Furthermore, I attempted to convert the module to a .so file first and then reloaded it for execution, and the case completed successfully:

import numpy as np
import tvm
from tvm.ir.module import IRModule
from tvm.script import tir as T
import os


a = np.arange(16).reshape(4, 4)
b = np.arange(16, 0, -1).reshape(4, 4)


c_np = a + b

@tvm.script.ir_module
class MyAdd:
    @T.prim_func
    def add(
        A: T.Buffer((4, 4), "int64"),
        B: T.Buffer((4, 4), "int64"),
        C: T.Buffer((4, 4), "int64"),
    ):
        T.func_attr({"global_symbol": "add"})
        for i, j in T.grid(4,4):
            with T.block("C"):
                vi, vj = T.axis.remap("SS", [i, j])
                C[vi, vj] = A[vi, vj] + B[vi, vj]

# print(MyAdd)

rt_lib = tvm.build(
    MyAdd,
    target="llvm -jit=orcjit -mtriple=riscv64-linux-gnu -mcpu=generic-rv64 -mabi=lp64d -mattr=+64bit,+m,+a,+f,+d,+c"
)
rt_lib.export_library("model.so", cc="g++")
print("after build...")

a_tvm = tvm.nd.array(a)
b_tvm = tvm.nd.array(b)
c_tvm = tvm.nd.array(np.empty((4,4), dtype=np.int64))


from tvm import runtime
dev_lib = runtime.load_module("model.so")
print("before run...")
dev_lib["add"](a_tvm, b_tvm, c_tvm)

# print("before run...")
# rt_lib["add"](a_tvm, b_tvm, c_tvm)

np.testing.assert_allclose(c_tvm.numpy(), c_np, rtol=1e-5)

zhupijuan_lkl · September 7, 2024, 2:34am

@cbalint13 Thanks for your reply!

I have tried “llvm -jit=orcjit -mtriple=riscv64-linux-gnu -mcpu=generic-rv64 -mabi=lp64d -mattr=+64bit,+m,+a,+f,+d,+c”, but still fails.

JIT session error: In graph TVMMod-jitted-objectbuffer, section .text: relocation target "__TVMAPISetLastError" at address 0x3fbd3ac000 is out of range of R_RISCV_HI20 fixup at 0x3fbd3ad266 (add, 0x3fbd3ad000 + 0x266)
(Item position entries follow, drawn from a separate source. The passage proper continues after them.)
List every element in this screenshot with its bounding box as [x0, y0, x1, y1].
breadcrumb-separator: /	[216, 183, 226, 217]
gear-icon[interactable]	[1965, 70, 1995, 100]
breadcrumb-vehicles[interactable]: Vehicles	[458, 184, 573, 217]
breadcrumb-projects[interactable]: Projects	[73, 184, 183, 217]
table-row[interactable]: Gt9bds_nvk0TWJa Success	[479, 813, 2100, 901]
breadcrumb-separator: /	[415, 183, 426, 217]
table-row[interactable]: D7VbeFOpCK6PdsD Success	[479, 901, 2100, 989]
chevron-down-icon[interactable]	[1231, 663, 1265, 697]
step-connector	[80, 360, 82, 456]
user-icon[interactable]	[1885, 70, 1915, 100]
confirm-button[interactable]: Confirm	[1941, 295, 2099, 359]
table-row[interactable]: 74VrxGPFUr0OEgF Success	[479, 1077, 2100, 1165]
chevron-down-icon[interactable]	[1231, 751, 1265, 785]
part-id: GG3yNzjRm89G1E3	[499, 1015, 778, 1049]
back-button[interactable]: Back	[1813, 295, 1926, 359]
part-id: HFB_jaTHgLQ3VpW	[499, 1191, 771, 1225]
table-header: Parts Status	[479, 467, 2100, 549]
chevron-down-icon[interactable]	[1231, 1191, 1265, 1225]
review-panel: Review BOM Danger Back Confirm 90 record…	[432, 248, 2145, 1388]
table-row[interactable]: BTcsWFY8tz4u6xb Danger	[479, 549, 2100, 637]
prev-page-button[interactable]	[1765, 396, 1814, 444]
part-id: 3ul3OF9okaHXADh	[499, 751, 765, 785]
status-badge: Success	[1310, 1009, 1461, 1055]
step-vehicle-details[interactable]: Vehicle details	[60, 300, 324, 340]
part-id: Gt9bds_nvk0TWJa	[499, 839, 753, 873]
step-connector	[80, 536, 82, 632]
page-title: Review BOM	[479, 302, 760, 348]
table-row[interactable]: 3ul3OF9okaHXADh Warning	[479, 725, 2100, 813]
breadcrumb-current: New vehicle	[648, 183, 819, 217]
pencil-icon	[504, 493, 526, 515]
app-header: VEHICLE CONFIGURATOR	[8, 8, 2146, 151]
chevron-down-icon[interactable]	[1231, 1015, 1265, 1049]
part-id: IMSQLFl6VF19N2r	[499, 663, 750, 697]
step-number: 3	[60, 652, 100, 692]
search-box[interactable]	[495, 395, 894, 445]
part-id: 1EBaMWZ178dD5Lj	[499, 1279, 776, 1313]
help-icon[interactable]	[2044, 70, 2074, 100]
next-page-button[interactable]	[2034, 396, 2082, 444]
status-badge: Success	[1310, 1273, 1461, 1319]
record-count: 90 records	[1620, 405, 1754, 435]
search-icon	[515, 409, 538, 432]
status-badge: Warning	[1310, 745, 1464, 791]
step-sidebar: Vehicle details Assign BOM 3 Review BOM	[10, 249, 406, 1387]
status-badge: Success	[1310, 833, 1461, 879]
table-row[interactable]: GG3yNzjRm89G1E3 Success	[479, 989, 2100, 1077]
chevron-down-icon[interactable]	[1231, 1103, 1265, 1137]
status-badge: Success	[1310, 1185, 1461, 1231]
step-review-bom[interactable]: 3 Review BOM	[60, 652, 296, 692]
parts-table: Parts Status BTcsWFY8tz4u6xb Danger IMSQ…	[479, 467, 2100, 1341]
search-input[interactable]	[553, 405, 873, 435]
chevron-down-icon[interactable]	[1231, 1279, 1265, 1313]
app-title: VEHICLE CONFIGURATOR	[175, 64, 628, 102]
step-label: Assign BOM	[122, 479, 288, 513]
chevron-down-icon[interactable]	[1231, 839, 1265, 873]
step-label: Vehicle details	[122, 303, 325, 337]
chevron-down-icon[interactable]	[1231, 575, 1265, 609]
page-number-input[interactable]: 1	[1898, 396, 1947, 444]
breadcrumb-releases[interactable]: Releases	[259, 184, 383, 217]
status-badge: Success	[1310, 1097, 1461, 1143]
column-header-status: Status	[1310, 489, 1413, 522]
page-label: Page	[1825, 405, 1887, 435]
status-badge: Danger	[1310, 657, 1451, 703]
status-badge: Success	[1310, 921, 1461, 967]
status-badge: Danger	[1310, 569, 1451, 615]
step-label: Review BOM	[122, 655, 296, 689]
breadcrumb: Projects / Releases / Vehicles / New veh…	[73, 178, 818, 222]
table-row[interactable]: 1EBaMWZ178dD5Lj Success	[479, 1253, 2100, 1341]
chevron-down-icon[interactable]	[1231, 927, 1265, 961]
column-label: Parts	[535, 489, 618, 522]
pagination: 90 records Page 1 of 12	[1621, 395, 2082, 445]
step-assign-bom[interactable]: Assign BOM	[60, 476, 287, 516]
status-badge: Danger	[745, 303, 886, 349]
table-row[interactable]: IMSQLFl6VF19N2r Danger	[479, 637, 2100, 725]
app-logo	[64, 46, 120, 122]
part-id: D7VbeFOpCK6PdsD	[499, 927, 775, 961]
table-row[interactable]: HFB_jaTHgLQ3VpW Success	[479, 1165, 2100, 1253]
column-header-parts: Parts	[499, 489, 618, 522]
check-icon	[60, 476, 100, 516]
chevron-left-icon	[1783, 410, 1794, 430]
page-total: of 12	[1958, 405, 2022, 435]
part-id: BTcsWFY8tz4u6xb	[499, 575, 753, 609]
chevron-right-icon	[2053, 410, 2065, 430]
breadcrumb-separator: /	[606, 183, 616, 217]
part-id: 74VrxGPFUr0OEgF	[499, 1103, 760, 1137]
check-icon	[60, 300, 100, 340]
Could you help to see what might have caused the error?Thanks

cbalint13 · September 7, 2024, 10:50pm

zhupijuan_lkl:

JIT session error: In graph TVMMod-jitted-objectbuffer, section .text:
relocation target  "__TVMAPISetLastError" at address 0x3fbd3ac000 is 
out of range of R_RISCV_HI20 fixup at

Hmm that is interesting, it is not ORCJIT related, it is linkage related, linker cannot relocate section above 2G.

I am looking into this, it seems something happened in between with newer tvm.

zhupijuan_lkl · September 8, 2024, 6:54am

@cbalint13 Thank you. If you need me to provide any further information or there are any updates, please feel free to let me know.

cbalint13 · September 8, 2024, 12:20pm

I manage to fix this here: https://github.com/apache/tvm/pull/17347

Let me know if still have issues.

Thank you @zhupijuan_lkl !

zhupijuan_lkl · September 9, 2024, 2:11am

@cbalint13 This patch works for me, and the above case is now running successfully！！